Green a également réitéré certains des points qu’il avait soulevés lundi soir après le match concernant les aspects à améliorer pour l’équipe alors que la série se déplace à Ottawa.
« Les deux équipes commettent des erreurs. Le hockey c’est un jeu d’erreurs. On ne joue jamais à la perfection, mais on peut pousser l’adversaire à commettre des erreurs grâce à notre propre jeu. Cela ne signifie pas qu’il y ait une faille dans leur jeu, ni qu’il y en ait une dans le nôtre », a déclaré Green.

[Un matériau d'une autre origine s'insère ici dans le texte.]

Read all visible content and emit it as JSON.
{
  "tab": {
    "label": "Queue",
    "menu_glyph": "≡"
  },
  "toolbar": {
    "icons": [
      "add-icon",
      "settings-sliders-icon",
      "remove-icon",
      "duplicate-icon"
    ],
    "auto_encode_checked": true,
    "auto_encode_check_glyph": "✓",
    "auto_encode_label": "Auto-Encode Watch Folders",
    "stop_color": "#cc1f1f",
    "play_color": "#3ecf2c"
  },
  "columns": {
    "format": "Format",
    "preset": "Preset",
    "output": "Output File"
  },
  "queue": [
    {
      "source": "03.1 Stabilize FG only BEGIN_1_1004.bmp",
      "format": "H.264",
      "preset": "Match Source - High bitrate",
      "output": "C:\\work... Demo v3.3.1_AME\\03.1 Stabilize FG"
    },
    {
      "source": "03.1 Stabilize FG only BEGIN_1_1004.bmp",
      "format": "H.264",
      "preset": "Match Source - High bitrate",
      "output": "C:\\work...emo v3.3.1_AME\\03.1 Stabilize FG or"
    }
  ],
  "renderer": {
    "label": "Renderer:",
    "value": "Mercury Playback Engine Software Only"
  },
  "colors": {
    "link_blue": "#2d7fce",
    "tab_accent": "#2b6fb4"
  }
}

« Cela signifie qu’une des équipes fait de bonnes choses, et qu’il faut généralement en faire deux, trois, voire quatre pour se créer une occasion de marquer, ou bien que quelqu’un a commis une grosse erreur, ce qui arrive souvent. Et là, il faut en profiter. »
Les Sénateurs espèrent avoir un peu plus de chance avec la rondelle au Centre Canadian Tire. Bien qu’ils n’aient marqué que deux buts en plus de 150 minutes de jeu jusqu’à présent dans la série, ils ont eu de nombreuses occasions qui ont dépassé le gardien des Hurricanes, Frederik Andersen, mais qui ont été repoussées hors de la zone de but ou ont frappé un poteau.
« Quand on perd, on perd. Nous avons fait du bon travail, tout au long de la saison, quand venait le temps d’oublier les victoires et les défaites. C’est juste une autre soirée qu’il faut oublier », dit Green.
« Après une défaite comme celle-là, il est facile de sombrer dans des pensées négatives. Quand le temps file, on comprend que nous avons fait de bonnes choses dans ce match. On aurait facilement pu l’emporter. Le match s’est décidé sur un coup de dés. Après deux matchs consécutifs sur la route, nous serons contents de retrouver notre domicile. »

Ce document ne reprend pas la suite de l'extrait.